I used to work in a sort-of FLGS, it carried more comics that games, but I always helped people with games when I was there. They continue operating and carrying games and the guys there are always helpful so that’s different. The store has been open since 1991 so they are doing something right. The one thing they don’t have is a gaming area, and they’ve only held demos on very rare occasions.
There are other local stores that do most of their business on cards or minis but they seem to come and go more often. I think there are some honest to goodness nice people who run stores who despite their best efforts see the business go away. To me brick and mortar stores need to offer something else, a whole experience, and cater to the digital revolution… Oh if I had the cash to open the store of my dreams!

comments user
Old Guy

We had a gaming shop in a neighboring city that was well-stocked and run by a friendly knowledgable person.

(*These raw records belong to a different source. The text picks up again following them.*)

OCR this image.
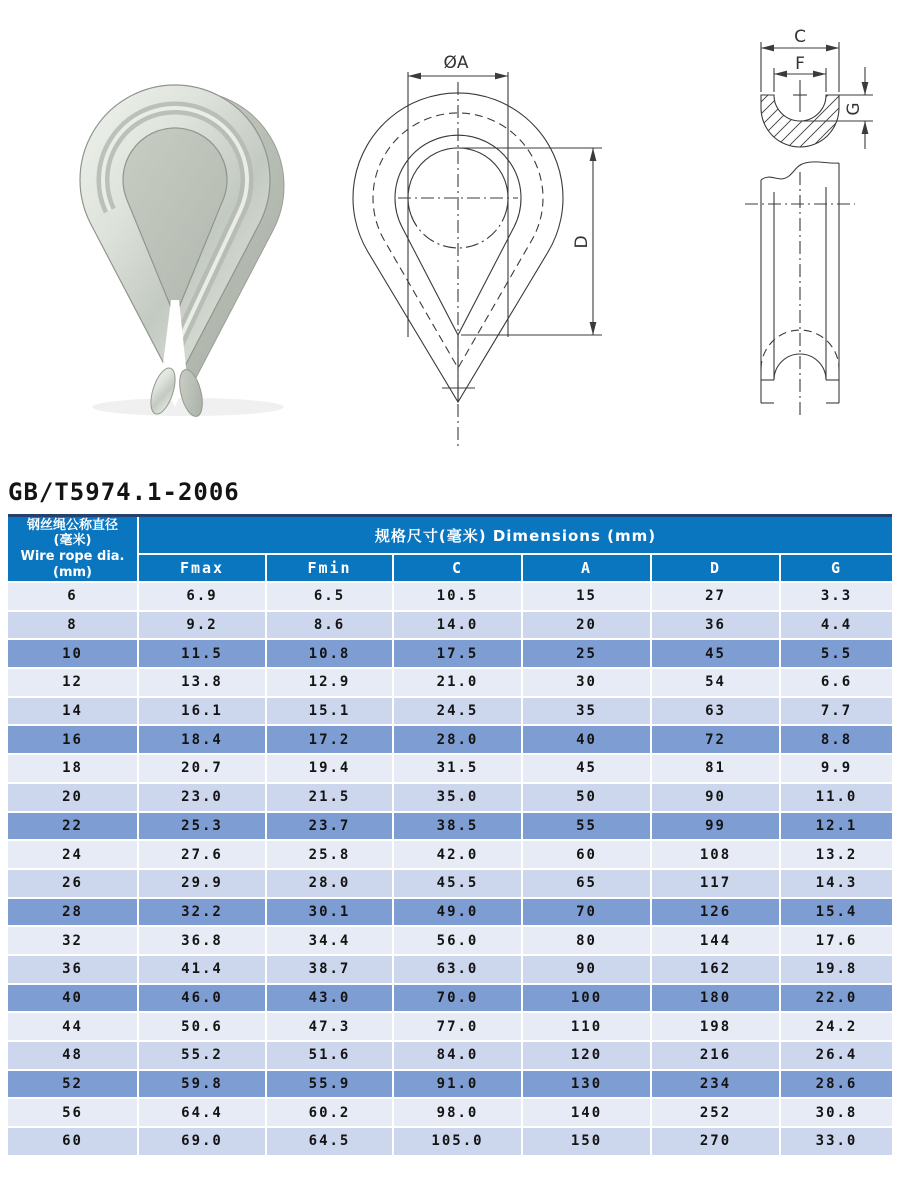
ØA
D
C
F
G
GB/T5974.1-2006
钢丝绳公称直径
(毫米)
Wire rope dia.
(mm)	规格尺寸(毫米) Dimensions (mm)					
	Fmax	Fmin	C	A	D	G
6	6.9	6.5	10.5	15	27	3.3
8	9.2	8.6	14.0	20	36	4.4
10	11.5	10.8	17.5	25	45	5.5
12	13.8	12.9	21.0	30	54	6.6
14	16.1	15.1	24.5	35	63	7.7
16	18.4	17.2	28.0	40	72	8.8
18	20.7	19.4	31.5	45	81	9.9
20	23.0	21.5	35.0	50	90	11.0
22	25.3	23.7	38.5	55	99	12.1
24	27.6	25.8	42.0	60	108	13.2
26	29.9	28.0	45.5	65	117	14.3
28	32.2	30.1	49.0	70	126	15.4
32	36.8	34.4	56.0	80	144	17.6
36	41.4	38.7	63.0	90	162	19.8
40	46.0	43.0	70.0	100	180	22.0
44	50.6	47.3	77.0	110	198	24.2
48	55.2	51.6	84.0	120	216	26.4
52	59.8	55.9	91.0	130	234	28.6
56	64.4	60.2	98.0	140	252	30.8
60	69.0	64.5	105.0	150	270	33.0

He carried all the new WotC books, but also stocked materials for older editions and many other RPGs (not to mention board games, miniatures, and all sorts of gaming supplies). After a while, he decided to get out of the business and sold it to one of his regular customers.

It immediately quit being a store and instead was just a place to go to play games. If a customer walked in, the owner would look up from the gaming table and holler from the depths of the store “let me know if you need anything”, and then return to his game.

Needless to say, customers felt unwelcome and uncomfortable. It was a hangout for regulars who never bought anything. The only redeeming quality of this management style was that I got a lot of great deals (75% off) at their going out of business sale.

We now have a hobby shop (that sells model planes and shoos D&Ders out the door), a comic book store (with a decent gaming inventory but no service), and a “gaming shop” (where the owner and his friends play RPGs).

I fear that gaming shops (such as those I grew up with) are going (have gone) the way of the drive-in theater.

comments user
Jay

Yep. It’s self inflicted.

My FLGS, Source Comics & Games in Falcon Heights (St. Paul) MN is moving from a 4,000 sq ft facility to a 10,000 sq ft. facility in March to accommodate the demand by customers for game tables. They’re also booming in the PRINT comic business.

In contrast, one of the coolest comic stores to open in the Twin Cities closed after LESS THAN A YEAR last year. Double Danger Comics. I loved that store because it was:
1. Beautiful–really the store was like a comic fan’s dream
2. Had great customer service
3. Had all sorts of fun touches like framed art, Mexican Coca Colas in a cooler, Golden and Silver Age back issues, a dedicated kids’ section, and of course new stuff

Why did they go out of business? Who knows. I think the 2 brothers running it didn’t see eye to eye couldn’t stick out the first (hard) year of building a business together.

The truth is, businesses (not just FLGS) close all the time for a slew of reasons, and there’s rarely one reason.

But I can tell you this, with a growing comics and gaming community in the metro–it was’t because of competition from electronic sales.

comments user
Daemon

Coincidentally, I just posted a rant about my own FLGS on my blog.

What’s strange is how different people’s perceptions of the ideal customer service in an FLGS differ. Old Guy, your example of the person running the store only looking up from a game to let customers know he was around sounds like exactly the sort of service I would find ideal. I don’t care if the person serving me is knowledgeable about what I’m buying — I’m able to do my own research, and honestly prefer to. Distributors can keep the shop current, it’s pretty much part of their job. As long as a shop is willing to order things in (and I know that’s not always the case) they’re doing what I need.

The type of shop staff I really can’t stand are the salespeople. I don’t need that hassle, I don’t want to have to justify my presence in a shop by giving a detailed account of everything I might be interested in, then purchase it and feel as though my presence in the shop is no longer welcome. If I need to know if you’ve got something, I’ll ask. I’m an adult. That’s how we roll.

As for unfriendly and cliquey regulars putting others off, what can you do? No, I mean, seriously. That’s also an issue for me presently, so any advice is welcome.